How much did we spend on this fundraiser?
Say we had 10 people average 20 hours to collect, organize, price, set up, and run the event. I believe it was far more time than that, but let’s just estimate.
So for 200 hours, we made a whopping $750. That’s $3.75/hour. Given that the people running this included a handful of paid staff, we lost a lot of money running such an event. Not only did we lose money, we wasted valuable time that could have been better spent marketing, developing programs, and more efficiently raising money.
Crunch the numbers
In order to make a wise decision about fundraising, consider some basic factors:
- What is the profit we’ll make from this event on an hourly basis?
- Are the people who do this work worth more per hour than this?
- What other activities could we focus on that would generate more revenue?
- Are there indirect or intangible returns: marketing, publicity, relationship building?
Why an Hourly Rate?
Federal minimum wage right now is $6.55 an hour. So at the very least, you could get a minimum wage job and donate all of the paycheck to your organization. So your baseline should start at $6.55. Now hopefully you’re talented enough to get yourself a job that pays more than minimum wage. Now that baseline goes up again. Say you’re at $10/hour. But in reality, that’s only a $20,000/year salary. Your board members probably make more than that, right? So they don’t want to work for $10/hour for your organization – their time is worth more than that. In fact, if given a choice between working for $10/hour and simply paying you the $10/hour (because they make a lot more than that) they might just pay you instead. See where I’m going with this?
If your board member is a lawyer who makes $300/hour, is he going to volunteer for your fundraiser all day to make a measly $100? Or would he just offer to work an extra hour and just donate the extra cash?
You have to determine how much your fundraiser will make per hour worked and, if that’s acceptable, then get the right people to do that job.
I’m not an MBA, but I play on one my blog
Let’s look at a sample model I drew up for a small fundraiser. We assume two staff members both making $10/hour and an additional six volunteers. Everybody would work 48 hours each.
Expected revenue: $10,000
People | Rate | Hours | Cost | Profit | |
---|---|---|---|---|---|
Staff | 2 | $10 | 96 | $960 | $1,540 |
Volunteers | 6 | 0 | 288 | 0 | $7,500 |
Totals | 8 | 384 | $960 | $9,040 |
$10,000 from 384 hours of work means that our hourly rate is $26.04. That’s not trivial, especially since we can pay a couple of staff members $10/hour to coordinate and recruit another 6 volunteers to help for free. We still make a profit on the staff members, and the volunteers’ time is pure profit.
What else could we do?
The real question is whether this is enough to warrant doing the fundraiser. Would the staff and volunteer time be better spent developing our fee-for-service programs, or sending appeal letters to our mailing list? How about making visits and calls to schools to promote our camps? One of our board members responded to this by offering to just pay $26/hour to not have to work the event. He’s clearly not the right person to be working at it, but in the past the board was the de facto source for volunteers.

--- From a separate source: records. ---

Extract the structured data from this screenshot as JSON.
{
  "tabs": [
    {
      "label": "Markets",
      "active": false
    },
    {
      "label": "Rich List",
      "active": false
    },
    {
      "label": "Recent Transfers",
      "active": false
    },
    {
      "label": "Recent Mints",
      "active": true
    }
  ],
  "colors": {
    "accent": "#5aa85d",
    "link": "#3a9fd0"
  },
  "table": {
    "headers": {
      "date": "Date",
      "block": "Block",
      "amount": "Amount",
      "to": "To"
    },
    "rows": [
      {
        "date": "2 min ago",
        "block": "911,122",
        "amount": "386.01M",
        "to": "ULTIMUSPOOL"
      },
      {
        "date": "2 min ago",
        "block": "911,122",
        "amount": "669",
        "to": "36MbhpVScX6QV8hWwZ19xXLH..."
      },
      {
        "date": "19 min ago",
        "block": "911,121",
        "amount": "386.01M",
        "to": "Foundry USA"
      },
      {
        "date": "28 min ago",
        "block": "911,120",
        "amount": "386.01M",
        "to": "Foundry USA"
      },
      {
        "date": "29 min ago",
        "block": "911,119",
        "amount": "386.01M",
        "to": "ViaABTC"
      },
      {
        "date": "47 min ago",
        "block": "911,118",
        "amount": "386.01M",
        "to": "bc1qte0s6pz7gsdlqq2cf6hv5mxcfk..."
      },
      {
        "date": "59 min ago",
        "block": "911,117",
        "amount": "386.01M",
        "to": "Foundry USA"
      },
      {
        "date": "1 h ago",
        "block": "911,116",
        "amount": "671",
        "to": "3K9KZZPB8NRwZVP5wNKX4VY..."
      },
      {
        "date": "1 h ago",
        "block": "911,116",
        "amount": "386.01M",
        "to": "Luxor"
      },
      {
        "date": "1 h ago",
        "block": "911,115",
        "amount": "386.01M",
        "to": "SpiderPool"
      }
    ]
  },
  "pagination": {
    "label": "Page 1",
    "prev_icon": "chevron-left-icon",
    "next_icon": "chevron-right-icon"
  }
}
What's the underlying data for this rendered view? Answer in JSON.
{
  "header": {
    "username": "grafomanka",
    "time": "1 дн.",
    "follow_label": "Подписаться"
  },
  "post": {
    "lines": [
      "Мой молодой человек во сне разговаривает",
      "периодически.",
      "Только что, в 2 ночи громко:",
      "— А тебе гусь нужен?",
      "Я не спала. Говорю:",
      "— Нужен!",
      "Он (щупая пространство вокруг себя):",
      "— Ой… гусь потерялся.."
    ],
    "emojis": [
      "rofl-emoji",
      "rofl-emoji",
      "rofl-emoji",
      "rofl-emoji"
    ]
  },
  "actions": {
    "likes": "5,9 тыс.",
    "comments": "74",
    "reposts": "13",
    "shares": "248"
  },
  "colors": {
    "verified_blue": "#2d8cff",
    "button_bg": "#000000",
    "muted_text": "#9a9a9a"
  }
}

What you don’t know can definitely hurt you
What staff or volunteer activities are more profitable than others? How can we maximize the return on our time and payroll? Unfortunately, many organizations don’t even ask these basic questions. The answers aren’t always easy, but they’re worth pursuing.
Take the time to create a budget, project revenues, and evaluate even your smallest events. Because sometimes, you’ll find that the same amount of work goes into the tiny events as the biggest ones, with very different outcomes.